The border force in Newcastle were a friendly bunch. Wanted to know how often I did this and I assured them I took care to stay well within the six months a year limit. And for the first time in my experience, an officer struck up a chat: How had I managed to keep my English up to scratch after returning to Amsterdam post-Brexit? Suddenly, I felt like a person instead of a potential invader, I could hug the man. And here too, no-one batted an eye at the kilos of cheese I had brought over for my friends.

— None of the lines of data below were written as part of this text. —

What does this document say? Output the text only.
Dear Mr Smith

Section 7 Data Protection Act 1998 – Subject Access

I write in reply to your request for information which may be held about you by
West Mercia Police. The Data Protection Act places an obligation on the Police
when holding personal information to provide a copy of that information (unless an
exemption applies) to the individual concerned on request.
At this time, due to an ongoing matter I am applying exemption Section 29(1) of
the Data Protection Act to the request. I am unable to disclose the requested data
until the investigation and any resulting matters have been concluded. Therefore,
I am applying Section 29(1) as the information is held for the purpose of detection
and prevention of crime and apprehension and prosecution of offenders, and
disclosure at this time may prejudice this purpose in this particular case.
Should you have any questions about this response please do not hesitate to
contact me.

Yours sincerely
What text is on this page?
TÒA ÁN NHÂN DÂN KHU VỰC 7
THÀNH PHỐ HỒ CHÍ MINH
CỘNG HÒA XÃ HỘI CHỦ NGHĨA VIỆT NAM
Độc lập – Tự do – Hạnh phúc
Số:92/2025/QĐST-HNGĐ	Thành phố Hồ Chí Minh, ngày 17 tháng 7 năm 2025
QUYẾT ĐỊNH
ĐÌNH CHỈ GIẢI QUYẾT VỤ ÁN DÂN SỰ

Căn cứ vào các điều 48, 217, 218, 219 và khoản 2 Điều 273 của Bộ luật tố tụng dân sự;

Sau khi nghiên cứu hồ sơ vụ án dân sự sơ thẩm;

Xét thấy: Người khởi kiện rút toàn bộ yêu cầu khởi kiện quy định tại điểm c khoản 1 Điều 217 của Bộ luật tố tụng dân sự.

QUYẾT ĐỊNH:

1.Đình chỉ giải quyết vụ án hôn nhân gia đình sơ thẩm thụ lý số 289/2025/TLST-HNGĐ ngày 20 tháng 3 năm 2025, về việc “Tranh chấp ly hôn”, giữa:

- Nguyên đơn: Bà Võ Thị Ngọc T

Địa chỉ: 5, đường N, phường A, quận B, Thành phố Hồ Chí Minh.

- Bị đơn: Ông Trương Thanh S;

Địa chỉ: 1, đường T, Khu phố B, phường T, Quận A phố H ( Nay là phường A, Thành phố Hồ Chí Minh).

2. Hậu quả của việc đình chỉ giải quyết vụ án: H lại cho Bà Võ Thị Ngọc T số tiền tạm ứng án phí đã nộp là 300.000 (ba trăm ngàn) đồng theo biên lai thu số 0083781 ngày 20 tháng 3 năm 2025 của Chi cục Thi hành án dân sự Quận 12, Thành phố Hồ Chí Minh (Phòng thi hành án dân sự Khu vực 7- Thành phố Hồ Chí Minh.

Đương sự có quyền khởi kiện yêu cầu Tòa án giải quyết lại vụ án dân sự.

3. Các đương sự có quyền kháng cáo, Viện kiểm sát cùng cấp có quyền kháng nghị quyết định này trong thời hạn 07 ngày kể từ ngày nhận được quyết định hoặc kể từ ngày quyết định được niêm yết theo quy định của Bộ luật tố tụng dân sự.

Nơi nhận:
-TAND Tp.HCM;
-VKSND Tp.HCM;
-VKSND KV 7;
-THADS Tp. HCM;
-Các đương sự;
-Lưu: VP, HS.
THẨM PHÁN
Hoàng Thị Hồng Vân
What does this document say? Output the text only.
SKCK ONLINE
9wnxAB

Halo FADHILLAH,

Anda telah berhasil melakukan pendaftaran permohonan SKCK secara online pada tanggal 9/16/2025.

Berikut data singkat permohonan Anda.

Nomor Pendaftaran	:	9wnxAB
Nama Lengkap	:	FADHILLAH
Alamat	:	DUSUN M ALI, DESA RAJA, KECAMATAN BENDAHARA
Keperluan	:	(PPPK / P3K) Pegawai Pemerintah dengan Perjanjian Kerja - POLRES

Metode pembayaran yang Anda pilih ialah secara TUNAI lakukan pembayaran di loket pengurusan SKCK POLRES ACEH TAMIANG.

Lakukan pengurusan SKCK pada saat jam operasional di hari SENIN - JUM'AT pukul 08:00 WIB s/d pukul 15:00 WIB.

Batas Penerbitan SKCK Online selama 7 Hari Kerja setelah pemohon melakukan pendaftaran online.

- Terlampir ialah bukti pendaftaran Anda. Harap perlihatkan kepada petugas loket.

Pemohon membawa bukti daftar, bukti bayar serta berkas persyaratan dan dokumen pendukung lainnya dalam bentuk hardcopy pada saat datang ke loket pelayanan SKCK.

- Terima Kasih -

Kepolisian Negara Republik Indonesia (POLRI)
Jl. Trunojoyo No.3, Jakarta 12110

The return journey was just as smooth: I’d travelled to Hereford for a meditation course two weeks before and we only had the journey to Durham to do on one day, driving on to Newcastle the next. Why on earth had I robbed myself of seeing my alma mater for so long?
The only hitch I hadn’t counted on was our arrival in IJmuiden on the way back. Border checks are in Dover, and arrival in Dunkerque always means hitting the road straight away. Not this time: border controls were on the Dutch side and all these bloody English cars and their drivers were stopped and had to have their passports stamped. It took ages, but when I asked the officer whether this was all caused by Brexit, he just shrugged: “700 cars getting off the ferry and yeah stamping those passports.” But still very smooth, he felt. Having since crossed the border from Morocco into Ceuta in Spain, I have to agree with him: there’s no comparing travelling between the UK and Holland, or coming into the European Union from a “less desirable” route.
Anyway, my mind is made up: IJmuiden to Newcastle is a great alternative and I’ve just booked my trip back home to Cornwall for mid-March. No congratulations needed.